Senyum mengejek menghias bibir ketua Bu-tong-pai yang cantik itu. Semenjak dia
merampas kedudukan ketua dengan paksa, sudah lima kali dia didatangi tokoh-tokoh
kang-ouw yang agaknya datang karena permintaan para tosu Bu-tong-pai yang
mengundurkan diri. Para tokoh ini merasa penasaran dan membela para tokoh
Bu-tong-pai. Dengan mudahnya semua tokoh yang datang berturut-turut itu
dirobohkan oleh Kwat Lin, ada yang tewas seketika, ada yang terpaksa pergi
membawa luka-luka berat! Dan kini, ayah dan anak yang datang itu merupakan
tokoh-tokoh yang datang ke enam kalinya. Swi Liang dan Swi Nio yang menggandeng
tangan Bu Ong segera minggir dan membiarkan subu mereka seorang diri menghadapi
dua orang tamu itu. Dengan pakaian yang mewah dan indah, dandanan seperti
puteri kerajaan, The Kwat Lin tampak sebagai seorang wanita bangsawan agung
yang memiliki wibawa. Dengan sikap angkuh dia melangkah maju menghadapi dua
orang itu sambil tersenyum. Kedua orang itu berpakaian sederhana, namun dari
sikap mereka yang tenang jelas tampak kegagahan mereka sebagai
pendekar-pendekar penentang kejahatan. Kakek itu biarpun sudah tua, masih
kelihatan sehat dan kuat, jenggot dan kumisnya yang putih menambah keangkeran
wajahnya.Di pinggangnya tergantung sebatang pedang dan dia memandang ketua
Bu-tong-pai dengan sinar mata penuh selidik.
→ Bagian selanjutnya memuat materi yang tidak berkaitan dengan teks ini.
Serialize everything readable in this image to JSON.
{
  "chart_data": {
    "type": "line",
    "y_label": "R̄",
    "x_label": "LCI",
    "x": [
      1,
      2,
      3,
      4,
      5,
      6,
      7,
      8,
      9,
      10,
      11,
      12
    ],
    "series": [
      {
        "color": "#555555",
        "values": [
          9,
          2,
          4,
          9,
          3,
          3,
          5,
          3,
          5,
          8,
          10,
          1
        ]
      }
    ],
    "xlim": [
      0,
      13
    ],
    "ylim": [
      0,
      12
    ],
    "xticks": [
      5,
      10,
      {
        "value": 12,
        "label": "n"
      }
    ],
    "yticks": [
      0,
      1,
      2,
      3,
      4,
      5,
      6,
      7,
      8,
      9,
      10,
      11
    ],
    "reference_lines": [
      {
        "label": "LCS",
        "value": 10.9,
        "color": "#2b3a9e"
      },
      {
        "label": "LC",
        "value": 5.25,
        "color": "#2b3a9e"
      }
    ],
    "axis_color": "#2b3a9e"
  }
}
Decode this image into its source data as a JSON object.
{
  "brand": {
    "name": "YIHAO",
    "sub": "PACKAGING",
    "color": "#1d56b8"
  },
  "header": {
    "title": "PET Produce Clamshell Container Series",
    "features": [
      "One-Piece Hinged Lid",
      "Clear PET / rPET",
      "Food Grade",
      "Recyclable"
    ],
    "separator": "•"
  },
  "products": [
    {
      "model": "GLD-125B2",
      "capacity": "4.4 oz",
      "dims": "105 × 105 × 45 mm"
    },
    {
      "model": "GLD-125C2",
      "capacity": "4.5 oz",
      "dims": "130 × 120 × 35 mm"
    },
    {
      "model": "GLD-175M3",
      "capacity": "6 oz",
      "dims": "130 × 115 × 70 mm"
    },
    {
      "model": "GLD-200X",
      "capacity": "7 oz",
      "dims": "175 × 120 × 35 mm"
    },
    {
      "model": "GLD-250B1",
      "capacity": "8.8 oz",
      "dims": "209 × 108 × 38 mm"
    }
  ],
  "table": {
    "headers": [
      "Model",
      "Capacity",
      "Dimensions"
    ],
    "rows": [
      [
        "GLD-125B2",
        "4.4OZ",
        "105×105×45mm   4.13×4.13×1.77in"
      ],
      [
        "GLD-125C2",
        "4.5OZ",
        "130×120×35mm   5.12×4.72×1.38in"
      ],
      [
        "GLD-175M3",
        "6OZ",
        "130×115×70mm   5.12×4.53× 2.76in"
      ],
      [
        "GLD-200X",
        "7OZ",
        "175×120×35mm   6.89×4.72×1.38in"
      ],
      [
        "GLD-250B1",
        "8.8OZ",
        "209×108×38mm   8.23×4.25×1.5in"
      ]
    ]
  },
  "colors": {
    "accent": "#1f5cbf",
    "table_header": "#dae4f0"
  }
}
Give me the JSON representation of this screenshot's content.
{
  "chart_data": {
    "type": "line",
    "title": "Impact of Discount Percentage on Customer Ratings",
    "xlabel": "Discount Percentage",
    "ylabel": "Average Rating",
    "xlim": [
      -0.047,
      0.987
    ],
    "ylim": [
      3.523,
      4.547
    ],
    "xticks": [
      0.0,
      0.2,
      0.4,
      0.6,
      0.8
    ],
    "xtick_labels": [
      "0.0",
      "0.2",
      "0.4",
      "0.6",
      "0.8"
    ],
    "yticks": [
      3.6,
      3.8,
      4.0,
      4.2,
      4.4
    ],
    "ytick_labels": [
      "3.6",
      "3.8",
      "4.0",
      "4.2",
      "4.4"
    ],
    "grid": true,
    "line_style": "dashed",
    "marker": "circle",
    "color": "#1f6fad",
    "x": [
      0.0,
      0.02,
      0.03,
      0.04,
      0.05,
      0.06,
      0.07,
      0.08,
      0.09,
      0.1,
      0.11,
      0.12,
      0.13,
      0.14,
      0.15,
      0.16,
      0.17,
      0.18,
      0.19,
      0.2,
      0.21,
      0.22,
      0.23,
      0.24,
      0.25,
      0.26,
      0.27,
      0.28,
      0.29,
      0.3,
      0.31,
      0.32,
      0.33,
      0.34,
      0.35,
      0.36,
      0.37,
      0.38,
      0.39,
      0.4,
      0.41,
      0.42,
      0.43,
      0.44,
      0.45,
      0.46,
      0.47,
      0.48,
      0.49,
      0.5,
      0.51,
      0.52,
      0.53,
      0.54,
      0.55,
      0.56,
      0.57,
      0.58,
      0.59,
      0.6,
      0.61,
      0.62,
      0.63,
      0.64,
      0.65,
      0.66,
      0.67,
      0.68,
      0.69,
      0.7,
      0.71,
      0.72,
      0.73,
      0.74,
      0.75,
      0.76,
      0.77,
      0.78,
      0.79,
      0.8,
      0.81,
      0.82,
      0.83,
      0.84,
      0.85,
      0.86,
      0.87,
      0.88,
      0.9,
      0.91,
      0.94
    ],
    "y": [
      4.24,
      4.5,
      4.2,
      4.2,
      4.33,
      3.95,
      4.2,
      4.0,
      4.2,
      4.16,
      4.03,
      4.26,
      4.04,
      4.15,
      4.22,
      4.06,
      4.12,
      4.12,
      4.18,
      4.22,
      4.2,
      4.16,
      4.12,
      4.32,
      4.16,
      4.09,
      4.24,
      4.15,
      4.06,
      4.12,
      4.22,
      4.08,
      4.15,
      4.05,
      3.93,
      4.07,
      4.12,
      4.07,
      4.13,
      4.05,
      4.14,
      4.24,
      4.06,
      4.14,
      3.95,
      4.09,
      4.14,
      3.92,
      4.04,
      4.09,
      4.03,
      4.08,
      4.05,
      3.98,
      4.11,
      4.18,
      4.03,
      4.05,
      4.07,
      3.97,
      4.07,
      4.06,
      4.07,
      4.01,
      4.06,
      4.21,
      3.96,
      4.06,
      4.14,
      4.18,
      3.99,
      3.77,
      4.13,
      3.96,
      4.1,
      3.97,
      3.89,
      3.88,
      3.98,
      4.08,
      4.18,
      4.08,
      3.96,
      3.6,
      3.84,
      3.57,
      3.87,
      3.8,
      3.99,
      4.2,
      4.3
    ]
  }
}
Orang ke dua masih muda, paling
banyak tiga puluh tahun usianya, bertubuh tegap dan berwajah tampan gagah. Ada
kemiripan pada wajah kakek dan laiki-laki ini dan memang mereka itu adalah ayah
dan anak yang terkenal sekali namanya sebagai pendekar-pendekar dari dusun
Koan-teng yang menjadi sahabat-sahabat baik dari para tosu Bu-tong-pai. Kakek
Coa Hok memiliki ilmu pedang turunan keluarga Coa yang amat lihai dan ilmu
pedang ini diturunkan pula kepada puteranya itu yang bernama Coa Khi. Ketika
ayah dan anak ini mendengar akan malapetaka yang menimpa para pemimpin
Bu-tong-pai, yaitu munculnya orang termuda dari Cap-sha Sinhiap, seorang wanita
yang merampas kedudukan ketua, kemudian mendengar betapa banyak sahabat-sahabat
kang-ouw yang membela mereka telah roboh di tangan wanita itu, mereka berdua
menjadi marah sekali. Sebagai orang-orang yang biasa menentang kejahatan mereka
tidak mempedulikan berita tentang kesaktian wanita itu dan berangkatlah mereka
meninggalkan rumah, berbekal pedang, semangat dan kebenaran, naik ke
Bu-tong-san menjumpai ketua Bu-tong-pai itu. The Kwat Lin bukan seorang bodoh.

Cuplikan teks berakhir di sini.